Before his appointment, little was known of Akhundzada, until then more focused on judicial and religious issues than on the military wing. Although he enjoyed great influence within the insurgency, where he led the judicial system, some analysts believed that his role at the head of the movement would be more symbolic than operational.

The son of a theologian, originally from Kandahar, the heart of the Pashtun country in southern Afghanistan and the cradle of the Taliban, Akhundzada quickly obtained a pledge of allegiance from Ayman al-Zawahiri, the leader of Al-Qaeda. The Egyptian called him “emir of the believers”, a name that allowed him to strengthen his credibility in the jihadist world.

Akhundzada had a delicate mission to unify the Taliban, fractured by a violent struggle for power after Mansour’s death and the revelation that they had concealed for years the death of the movement’s founder, Mullah Omar. The insurgent managed to keep the group together and continued to be quite discreet, limiting himself to broadcasting annual messages on Islamic holidays.

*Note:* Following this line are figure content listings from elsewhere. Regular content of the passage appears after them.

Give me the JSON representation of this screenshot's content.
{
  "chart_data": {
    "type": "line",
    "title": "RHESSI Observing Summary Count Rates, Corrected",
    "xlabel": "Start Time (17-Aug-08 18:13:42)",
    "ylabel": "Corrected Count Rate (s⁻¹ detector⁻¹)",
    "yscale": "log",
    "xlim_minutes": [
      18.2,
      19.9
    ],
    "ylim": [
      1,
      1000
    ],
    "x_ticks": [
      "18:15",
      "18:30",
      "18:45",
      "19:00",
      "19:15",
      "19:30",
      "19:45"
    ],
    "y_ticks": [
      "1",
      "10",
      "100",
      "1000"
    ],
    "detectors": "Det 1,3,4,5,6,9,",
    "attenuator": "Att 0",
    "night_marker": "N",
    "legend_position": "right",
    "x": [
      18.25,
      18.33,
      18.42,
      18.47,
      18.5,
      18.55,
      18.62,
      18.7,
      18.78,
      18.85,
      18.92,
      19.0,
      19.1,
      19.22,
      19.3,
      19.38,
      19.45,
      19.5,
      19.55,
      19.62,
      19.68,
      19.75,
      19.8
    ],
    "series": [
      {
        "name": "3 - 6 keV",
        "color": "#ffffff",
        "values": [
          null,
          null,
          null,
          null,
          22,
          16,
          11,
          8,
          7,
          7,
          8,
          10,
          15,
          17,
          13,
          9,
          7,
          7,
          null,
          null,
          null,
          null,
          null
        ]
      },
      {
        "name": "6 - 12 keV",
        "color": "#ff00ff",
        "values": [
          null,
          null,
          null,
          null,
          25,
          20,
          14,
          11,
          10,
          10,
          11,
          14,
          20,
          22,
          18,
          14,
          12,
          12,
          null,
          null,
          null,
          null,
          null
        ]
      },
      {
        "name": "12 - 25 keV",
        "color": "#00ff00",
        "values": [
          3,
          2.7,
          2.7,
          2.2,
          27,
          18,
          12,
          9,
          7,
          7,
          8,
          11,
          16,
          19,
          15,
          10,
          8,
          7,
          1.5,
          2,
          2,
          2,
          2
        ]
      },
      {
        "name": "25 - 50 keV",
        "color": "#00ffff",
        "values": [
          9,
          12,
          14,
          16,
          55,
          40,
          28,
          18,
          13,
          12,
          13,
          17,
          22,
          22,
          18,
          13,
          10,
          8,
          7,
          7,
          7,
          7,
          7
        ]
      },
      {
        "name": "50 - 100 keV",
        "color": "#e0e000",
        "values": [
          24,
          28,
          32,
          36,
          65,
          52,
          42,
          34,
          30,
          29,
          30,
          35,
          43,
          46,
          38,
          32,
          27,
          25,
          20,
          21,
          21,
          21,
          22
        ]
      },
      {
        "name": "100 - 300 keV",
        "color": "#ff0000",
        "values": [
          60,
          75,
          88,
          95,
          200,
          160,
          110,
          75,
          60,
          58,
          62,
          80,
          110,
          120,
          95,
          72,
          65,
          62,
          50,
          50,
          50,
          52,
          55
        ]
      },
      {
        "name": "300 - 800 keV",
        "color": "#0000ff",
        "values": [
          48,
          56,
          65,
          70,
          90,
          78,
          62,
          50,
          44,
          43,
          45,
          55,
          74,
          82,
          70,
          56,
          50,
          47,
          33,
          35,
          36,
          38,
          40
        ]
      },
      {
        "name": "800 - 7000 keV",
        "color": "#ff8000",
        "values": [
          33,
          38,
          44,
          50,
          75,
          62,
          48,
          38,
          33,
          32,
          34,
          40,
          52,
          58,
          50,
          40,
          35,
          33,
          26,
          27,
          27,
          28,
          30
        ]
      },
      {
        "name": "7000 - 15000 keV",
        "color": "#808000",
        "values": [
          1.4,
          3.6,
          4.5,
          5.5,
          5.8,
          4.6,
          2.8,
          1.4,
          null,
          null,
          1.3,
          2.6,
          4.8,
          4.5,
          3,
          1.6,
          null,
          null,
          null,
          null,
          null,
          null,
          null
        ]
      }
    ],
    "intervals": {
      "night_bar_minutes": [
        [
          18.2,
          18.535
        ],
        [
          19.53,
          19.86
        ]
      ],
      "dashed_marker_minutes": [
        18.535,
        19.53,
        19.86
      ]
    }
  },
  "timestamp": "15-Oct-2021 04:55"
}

Mullah Baradar, Co-Founder

Mullah Abdul Ghani Baradar, Taliban negotiating leader (Reuters)Mullah Abdul Ghani Baradar, Taliban negotiating leader (Reuters)

Abdul Ghani Baradar, born in Uruzgan province (south) and educated in Kandahar, is the co-founder of the Taliban along with Mullah Omar, who died in 2013, but whose death was hidden for two years.

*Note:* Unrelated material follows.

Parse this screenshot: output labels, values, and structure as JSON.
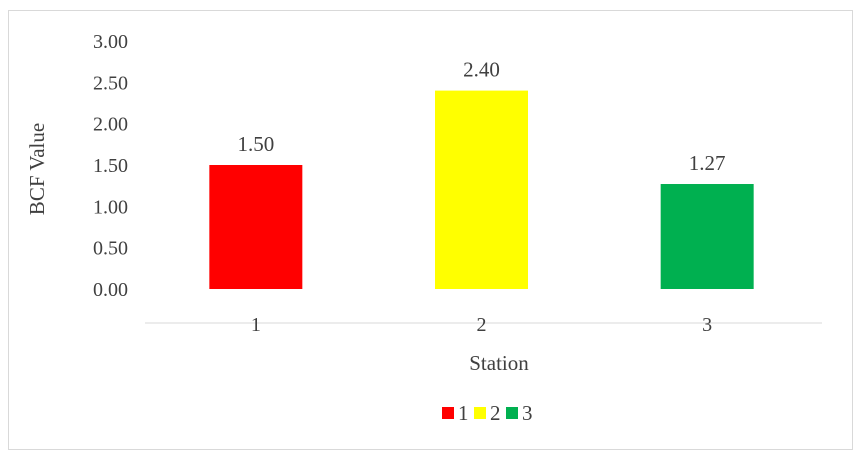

Like many Afghans, his life was shaped by the Soviet invasion in 1979, which made him a Mujahideen, a fundamentalist Islamic fighter, and is believed to have fought alongside Mullah Omar.

In 2001, after the US intervention and the fall of the Taliban regime, he was said to be part of a small group of insurgents willing to agree to a deal recognizing the Kabul administration. But this initiative was unsuccessful.

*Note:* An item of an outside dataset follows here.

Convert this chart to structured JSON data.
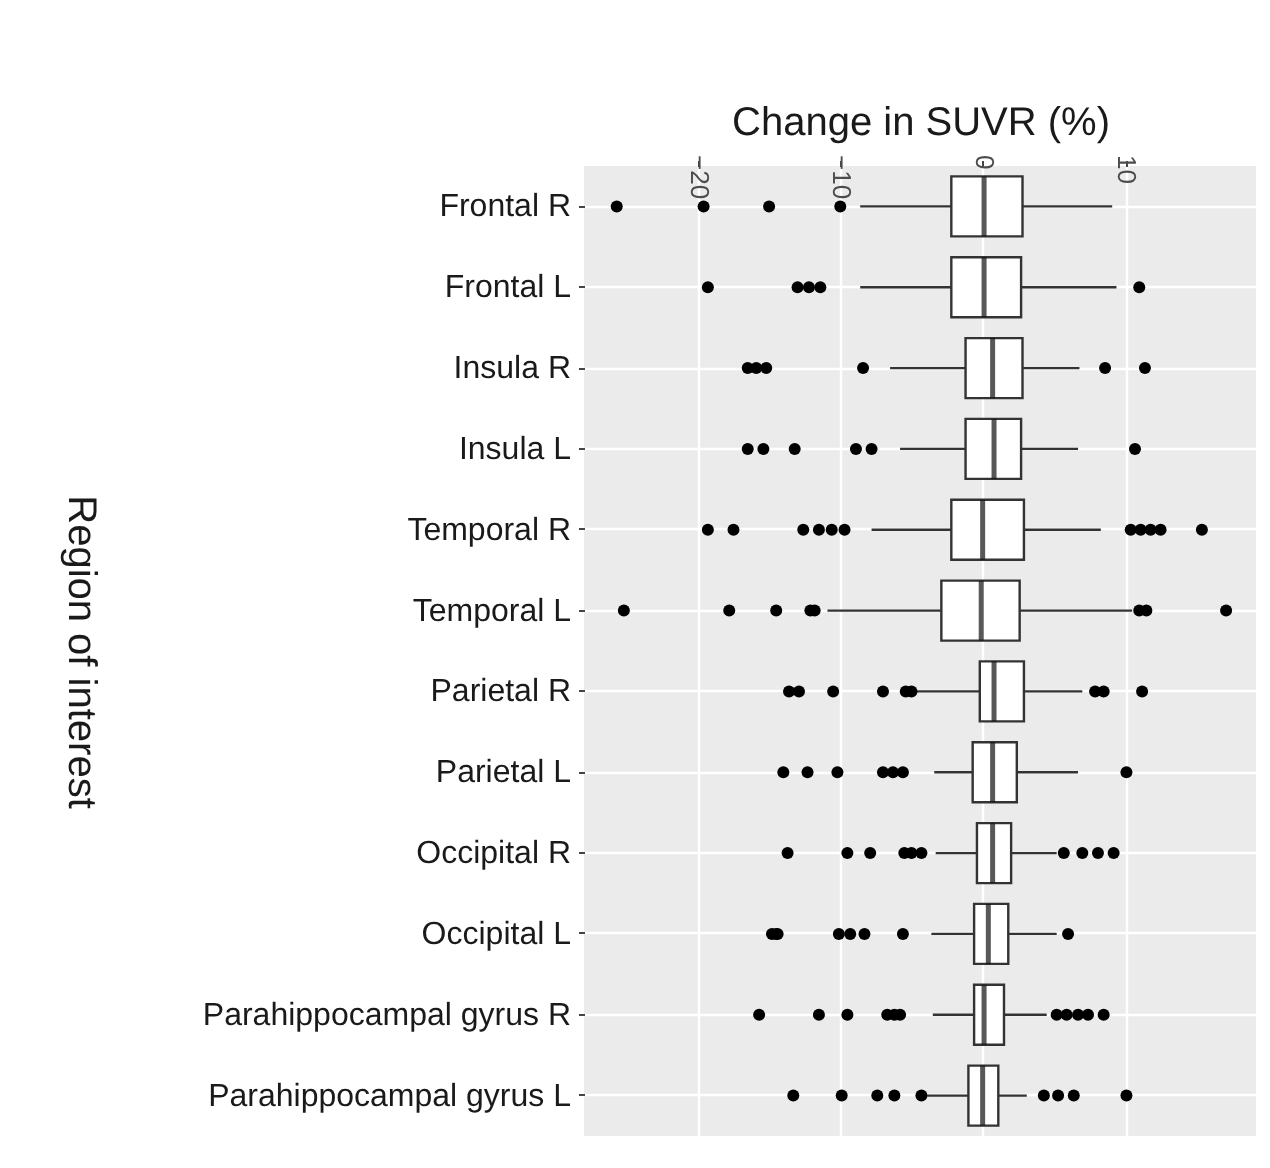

Abdul Ghani Baradar was the military commander of the Taliban when he was arrested in 2010 in Karachi, Pakistan. He was released in 2018 especially under pressure from Washington. Listened to and respected by the different Taliban factions, he was appointed head of its political office, located in Qatar.

From the gulf country, he led negotiations with the Americans, which led to the withdrawal of foreign forces from Afghanistan.

Sirajuddin Haqqani, the head of the Haqqani network

The son of a celebrated anti-Soviet jihad commander, Jalaluddin Haqqani, Sirajuddin is both the number two of the Taliban and the head of the Haqqani network.

This network, founded by his father, is classified as a terrorist by Washington, which has always considered it the most dangerous fighting faction before US and NATO troops in the last two decades in Afghanistan.

FBI Haqqani Search SheetFBI Haqqani Search Sheet

He is also accused of having assassinated some senior Afghan officials and holding Westerners hostage for ransom or holding them as prisoners such as the US military Bowe Bergdahl, released in 2014 in exchange for five Afghan detainees from Guantanamo prison.

Known for their independence, fighting skills and fruitful affairs, the Haqqani are believed to be in charge of Taliban operations in the mountainous areas of eastern Afghanistan and would have a great influence on the movement’s decisions.

Mullah Yaqoub, the heir

Son of Mullah Omar, Yaqoub is the head of the powerful military commission of the Taliban, which decides the strategic directions in the war against the Afghan Executive.

His ancestry and his ties to his father, whom he adores as head of the Taliban, made him a unifying figure within a broad and diverse movement.

Speculation about its exact role in the insurgency is persistent. Some analysts believe that his appointment to the head of this commission in 2020 was only symbolic.